For many years now, I have called myself a Kansas City Royals fan. In the early '80s, my next-door neighbor was from Kansas, and he turned me on to the likes of Willie Wilson, Amos Otis, Hal McRae, Bret Saberhagen, Kevin Seitzer, Bo Jackson, Steve Balboni, Dan Quisenberry and of course George Brett.

In 1986, as a 10-year-old kid, I sent manager Dick Howser a get-well card when he was diagnosed with brain cancer. Coach Howser passed away in 1987, and later that year, as an 11-year old, I received a thank you card from Nancy Howser, Dick’s wife.

Years later, when I was a husband and father, I named one of my twin sons Brett after my favorite baseball player in the whole world, George Brett.

I have never liked another team in my life. For me, it has always been and always will be the Kansas City Royals.

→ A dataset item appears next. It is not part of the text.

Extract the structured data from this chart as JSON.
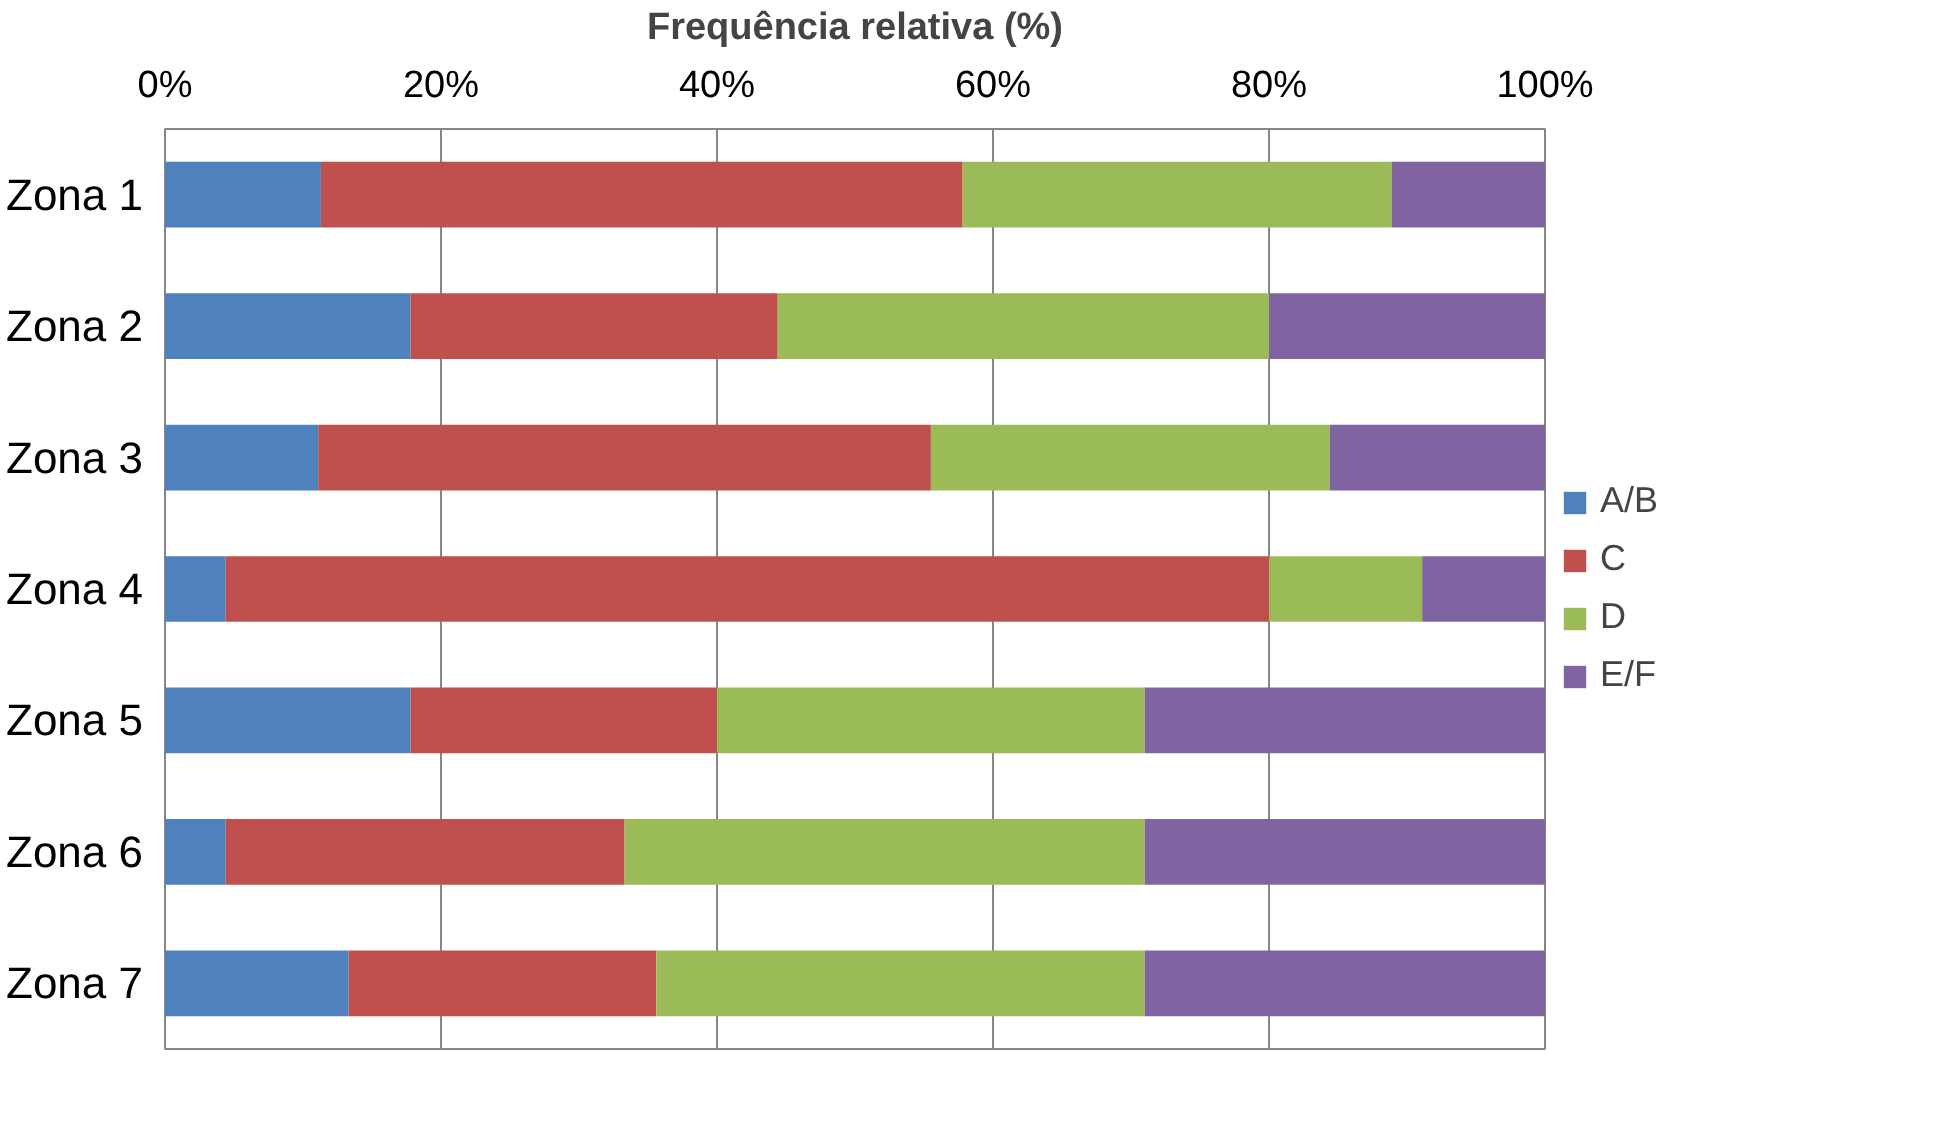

However, since George Brett retired in 1993, we Royals fans have had little to cheer about. Our farm system is considered one of the best in the major league, yet the best finish the team has had was in 1994, when the Royals finished second (four games back) in the strike-shortened season. We’ve traded away great players in the past (Kevin Appier, Johnny Damon, Jermaine Dye, Zack Greinke and Carlos Beltrán to name a few) all for the purpose of “our future.”

As a long-time Kansas City Royals fan, I am tired of being all but mathematically eliminated by May 1. I am tired of saying “next year we’re supposed to be better.” I’m tired of losing!

The future is now.

Last week, the Royals made a blockbuster trade, sending top prospects Wil Myers and Jake Odorizzi along with two other minor leaguers to the Tampa Bay Rays for former All-Star James Shields and fellow right-hander Wade Davis.

In other words, we dipped into that very same talent pool that has been preparing us for the future to start winning now.

I’ve seen where fans and “experts” are against this trade, calling it “stupid” and “old KC ways” and calling for the team to fire Dayton Moore. I may not be a team executive or have a business degree, but I am pretty sure the team is tired of losing too, and this trade isn’t as bad as what people think.

This trade gives the Royals exactly what was needed…pitching. The Royals offense was not bad in 2012, ranking 20th in runs scored (676) and seventh in team batting (.265). However, the Royals pitching has been bottom feeders, ranking 23rd in ERA (4.30) and 28th in quality starts (69).

In two years, we Royals fans might be saying to ourselves “what if?” in regards to Wil Myers. Or we could be asking ourselves, “You think we will go deeper in the playoffs this year?” Only time will tell, but the future is now in Kansas City, and I am excited for 2013.